39. I agree in thinking that the Assistant Settlement Officer was right in recording the defendants as raiyats holding at fixed rates, and I prefer to place my decision entirely upon the terms of clause 2 of Section 50 of the Bengal Tenancy Act. It having been proved in this case that these raiyats held at a rate of rent which had not been changed during the twenty years immediately before the institution of the suit or proceeding, it ought to be presumed, in accordance with the provision of that clause, that they have held at that rent or rate of rent from the time of the Permanent Settlement. It seems to me, as Mr. Justice Macpherson pointed out, that the fact that they held at that rent or rate of rent, raises in fact the presumption, apart from the Act, that the original contract was a contract to hold at fixed rates, and it would be evidence from which any judge of fact could reasonably presume that there had been such a contract. That is what has been done in this case.
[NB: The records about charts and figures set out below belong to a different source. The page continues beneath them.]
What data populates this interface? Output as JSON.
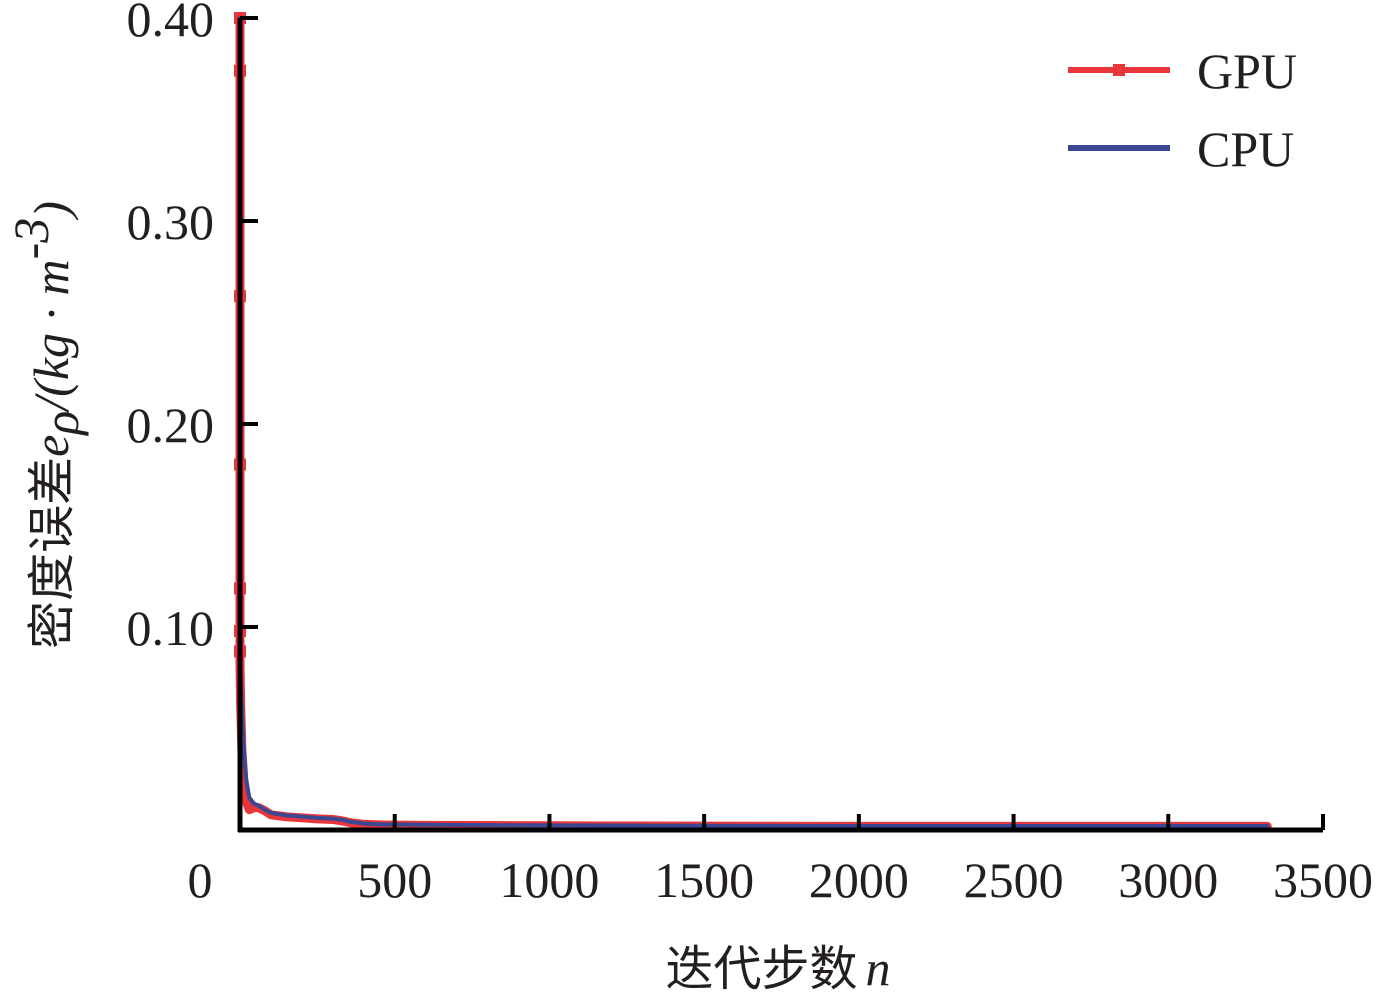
{
  "chart_data": {
    "type": "line",
    "xlabel": {
      "text": "迭代步数",
      "variable": "n"
    },
    "ylabel": {
      "text": "密度误差",
      "variable": "e",
      "subscript": "ρ",
      "unit_prefix": "/(kg · m",
      "unit_sup": "-3",
      "unit_suffix": ")"
    },
    "xlim": [
      0,
      3500
    ],
    "ylim": [
      0,
      0.4
    ],
    "x_ticks": [
      500,
      1000,
      1500,
      2000,
      2500,
      3000,
      3500
    ],
    "x_tick_labels": [
      "500",
      "1000",
      "1500",
      "2000",
      "2500",
      "3000",
      "3500"
    ],
    "x_origin_label": "0",
    "y_ticks": [
      0.1,
      0.2,
      0.3,
      0.4
    ],
    "y_tick_labels": [
      "0.10",
      "0.20",
      "0.30",
      "0.40"
    ],
    "grid": false,
    "legend_position": "top-right",
    "series": [
      {
        "name": "GPU",
        "color": "#e8363a",
        "marker": "square",
        "x": [
          0,
          0,
          0,
          0,
          0,
          0,
          0,
          0,
          2,
          6,
          12,
          20,
          30,
          45,
          60,
          80,
          100,
          125,
          150,
          200,
          250,
          300,
          330,
          360,
          400,
          450,
          500,
          600,
          800,
          1000,
          1200,
          1500,
          2000,
          2500,
          3000,
          3320
        ],
        "y": [
          0.4,
          0.374,
          0.263,
          0.18,
          0.119,
          0.098,
          0.088,
          0.082,
          0.062,
          0.04,
          0.025,
          0.014,
          0.01,
          0.011,
          0.011,
          0.0095,
          0.0075,
          0.007,
          0.0065,
          0.006,
          0.0055,
          0.0052,
          0.0045,
          0.0035,
          0.0028,
          0.0025,
          0.0024,
          0.0023,
          0.0022,
          0.0021,
          0.002,
          0.0019,
          0.0018,
          0.0018,
          0.0018,
          0.0018
        ],
        "marker_x": [
          0,
          0,
          0,
          0,
          0,
          0,
          0
        ],
        "marker_y": [
          0.4,
          0.374,
          0.263,
          0.18,
          0.119,
          0.098,
          0.088
        ]
      },
      {
        "name": "CPU",
        "color": "#3a4793",
        "marker": "none",
        "x": [
          0,
          0,
          0,
          0,
          2,
          6,
          12,
          20,
          30,
          45,
          60,
          80,
          100,
          125,
          150,
          200,
          250,
          300,
          330,
          360,
          400,
          450,
          500,
          600,
          800,
          1000,
          1200,
          1500,
          2000,
          2500,
          3000,
          3320
        ],
        "y": [
          0.4,
          0.2,
          0.1,
          0.088,
          0.075,
          0.06,
          0.04,
          0.025,
          0.016,
          0.013,
          0.012,
          0.01,
          0.0085,
          0.0078,
          0.0072,
          0.0066,
          0.006,
          0.0056,
          0.005,
          0.004,
          0.0032,
          0.0028,
          0.0027,
          0.0026,
          0.0024,
          0.0023,
          0.0022,
          0.0021,
          0.002,
          0.002,
          0.002,
          0.002
        ]
      }
    ]
  }
}
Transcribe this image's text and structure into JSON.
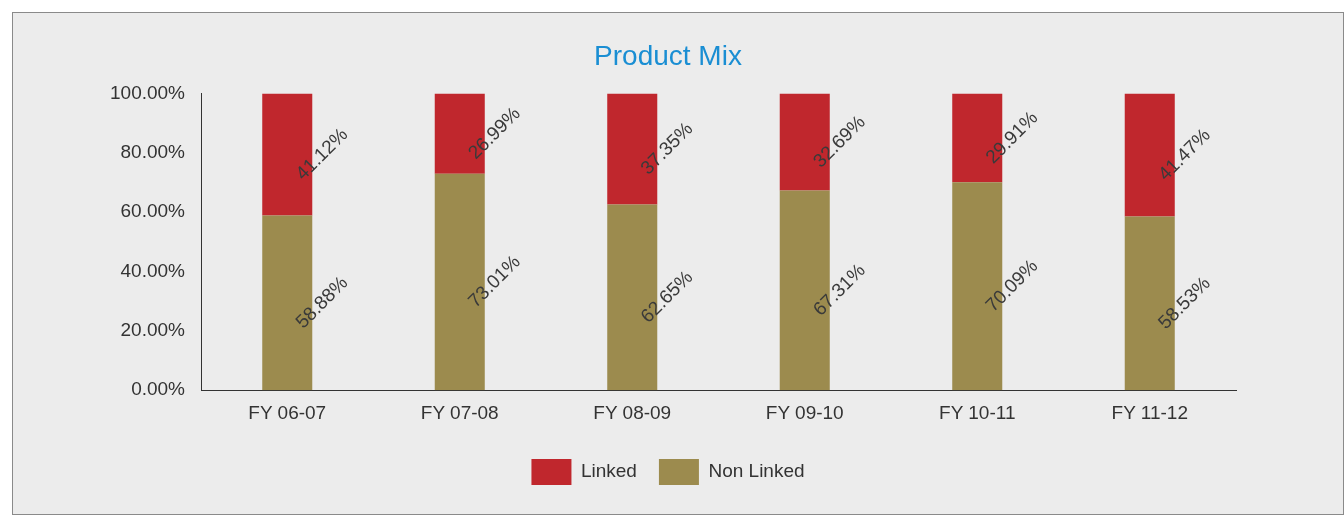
{
  "chart_data": {
    "type": "bar",
    "title": "Product Mix",
    "stacked": true,
    "categories": [
      "FY 06-07",
      "FY 07-08",
      "FY 08-09",
      "FY 09-10",
      "FY 10-11",
      "FY 11-12"
    ],
    "series": [
      {
        "name": "Non Linked",
        "color": "#9c8b4e",
        "values": [
          58.88,
          73.01,
          62.65,
          67.31,
          70.09,
          58.53
        ],
        "value_labels": [
          "58.88%",
          "73.01%",
          "62.65%",
          "67.31%",
          "70.09%",
          "58.53%"
        ]
      },
      {
        "name": "Linked",
        "color": "#c0272d",
        "values": [
          41.12,
          26.99,
          37.35,
          32.69,
          29.91,
          41.47
        ],
        "value_labels": [
          "41.12%",
          "26.99%",
          "37.35%",
          "32.69%",
          "29.91%",
          "41.47%"
        ]
      }
    ],
    "ylim": [
      0,
      100
    ],
    "yticks": [
      {
        "value": 0,
        "label": "0.00%"
      },
      {
        "value": 20,
        "label": "20.00%"
      },
      {
        "value": 40,
        "label": "40.00%"
      },
      {
        "value": 60,
        "label": "60.00%"
      },
      {
        "value": 80,
        "label": "80.00%"
      },
      {
        "value": 100,
        "label": "100.00%"
      }
    ],
    "grid": false,
    "legend": "bottom"
  }
}
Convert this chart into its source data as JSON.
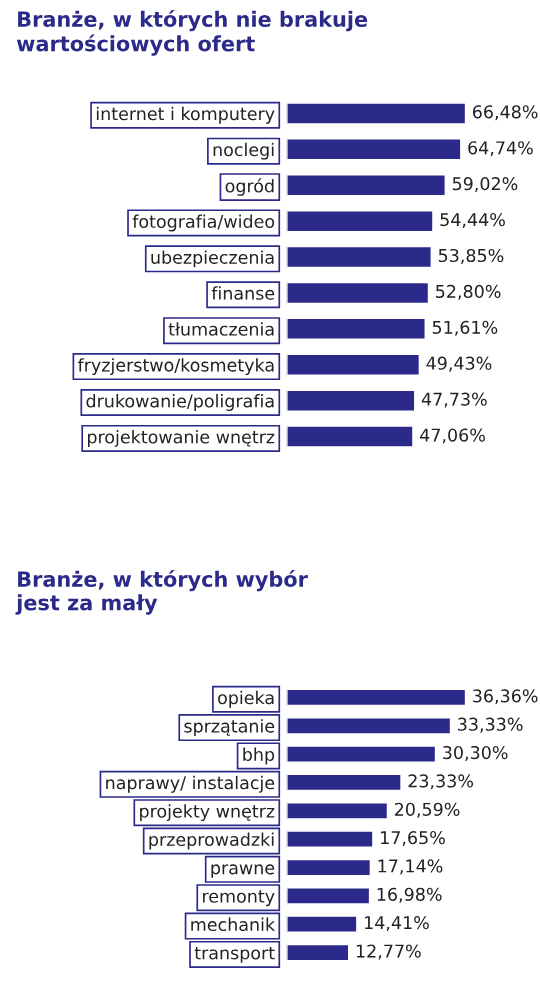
{
  "chart_data": [
    {
      "type": "bar",
      "orientation": "horizontal",
      "title": "Branże, w których nie brakuje\nwartościowych ofert",
      "categories": [
        "internet i komputery",
        "noclegi",
        "ogród",
        "fotografia/wideo",
        "ubezpieczenia",
        "finanse",
        "tłumaczenia",
        "fryzjerstwo/kosmetyka",
        "drukowanie/poligrafia",
        "projektowanie wnętrz"
      ],
      "values": [
        66.48,
        64.74,
        59.02,
        54.44,
        53.85,
        52.8,
        51.61,
        49.43,
        47.73,
        47.06
      ],
      "value_labels": [
        "66,48%",
        "64,74%",
        "59,02%",
        "54,44%",
        "53,85%",
        "52,80%",
        "51,61%",
        "49,43%",
        "47,73%",
        "47,06%"
      ],
      "color": "#2b2a8a",
      "grid": false,
      "legend": false
    },
    {
      "type": "bar",
      "orientation": "horizontal",
      "title": "Branże, w których wybór\njest za mały",
      "categories": [
        "opieka",
        "sprzątanie",
        "bhp",
        "naprawy/ instalacje",
        "projekty wnętrz",
        "przeprowadzki",
        "prawne",
        "remonty",
        "mechanik",
        "transport"
      ],
      "values": [
        36.36,
        33.33,
        30.3,
        23.33,
        20.59,
        17.65,
        17.14,
        16.98,
        14.41,
        12.77
      ],
      "value_labels": [
        "36,36%",
        "33,33%",
        "30,30%",
        "23,33%",
        "20,59%",
        "17,65%",
        "17,14%",
        "16,98%",
        "14,41%",
        "12,77%"
      ],
      "color": "#2b2a8a",
      "grid": false,
      "legend": false
    }
  ]
}
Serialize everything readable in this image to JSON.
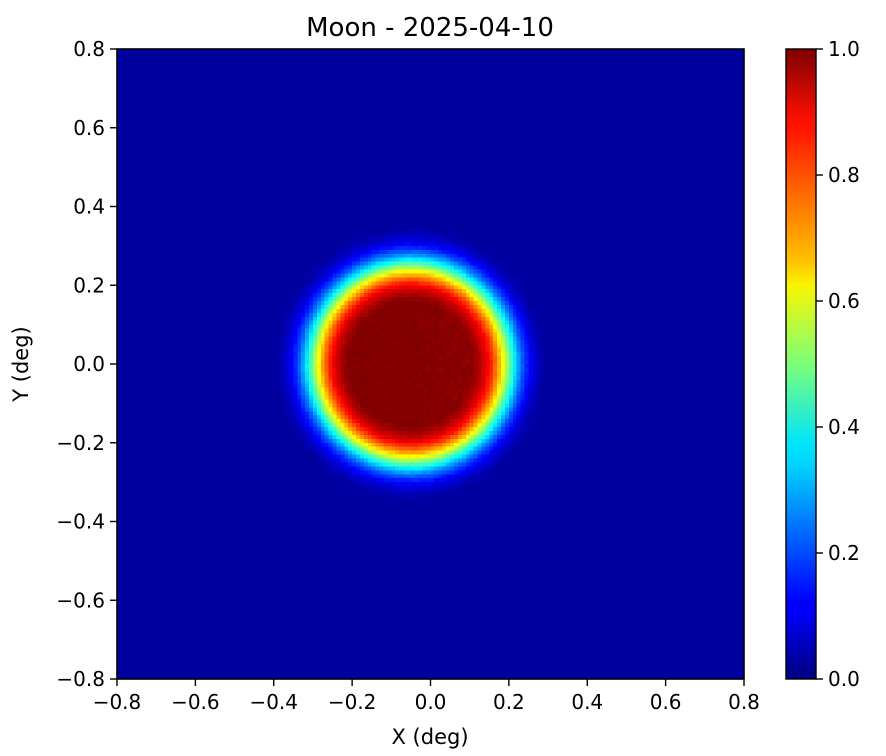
{
  "chart_data": {
    "type": "heatmap",
    "title": "Moon - 2025-04-10",
    "xlabel": "X (deg)",
    "ylabel": "Y (deg)",
    "xlim": [
      -0.8,
      0.8
    ],
    "ylim": [
      -0.8,
      0.8
    ],
    "x_ticks": [
      -0.8,
      -0.6,
      -0.4,
      -0.2,
      0.0,
      0.2,
      0.4,
      0.6,
      0.8
    ],
    "y_ticks": [
      -0.8,
      -0.6,
      -0.4,
      -0.2,
      0.0,
      0.2,
      0.4,
      0.6,
      0.8
    ],
    "x_tick_labels": [
      "−0.8",
      "−0.6",
      "−0.4",
      "−0.2",
      "0.0",
      "0.2",
      "0.4",
      "0.6",
      "0.8"
    ],
    "y_tick_labels": [
      "−0.8",
      "−0.6",
      "−0.4",
      "−0.2",
      "0.0",
      "0.2",
      "0.4",
      "0.6",
      "0.8"
    ],
    "colormap": "jet",
    "colorbar": {
      "range": [
        0.0,
        1.0
      ],
      "ticks": [
        0.0,
        0.2,
        0.4,
        0.6,
        0.8,
        1.0
      ],
      "tick_labels": [
        "0.0",
        "0.2",
        "0.4",
        "0.6",
        "0.8",
        "1.0"
      ]
    },
    "grid": false,
    "peak": {
      "x": -0.05,
      "y": 0.0,
      "value": 1.0
    },
    "peak_core_edge_deg": {
      "left": -0.21,
      "right": 0.2,
      "top": 0.21,
      "bottom": -0.2
    },
    "half_max_edge_deg": {
      "left": -0.27,
      "right": 0.25,
      "top": 0.28,
      "bottom": -0.27
    },
    "background_value": 0.0
  }
}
I, therefore, agree in thinking that the Settlement Officer was right in what he did.

Ghose, J.

40. I agree in thinking that the question referred to us should be answered in the affirmative.

Ameer Ali, J.

41. I gave my reasons very fully on the previous occasion for holding that the Assistant Settlement Officer was right in recording the defendants as raiyats holding at fixed rates, and I have nothing more to add.

Maclean, C.J.

42. The appeal will be dismissed with costs, including the costs of all the hearing's in this Court.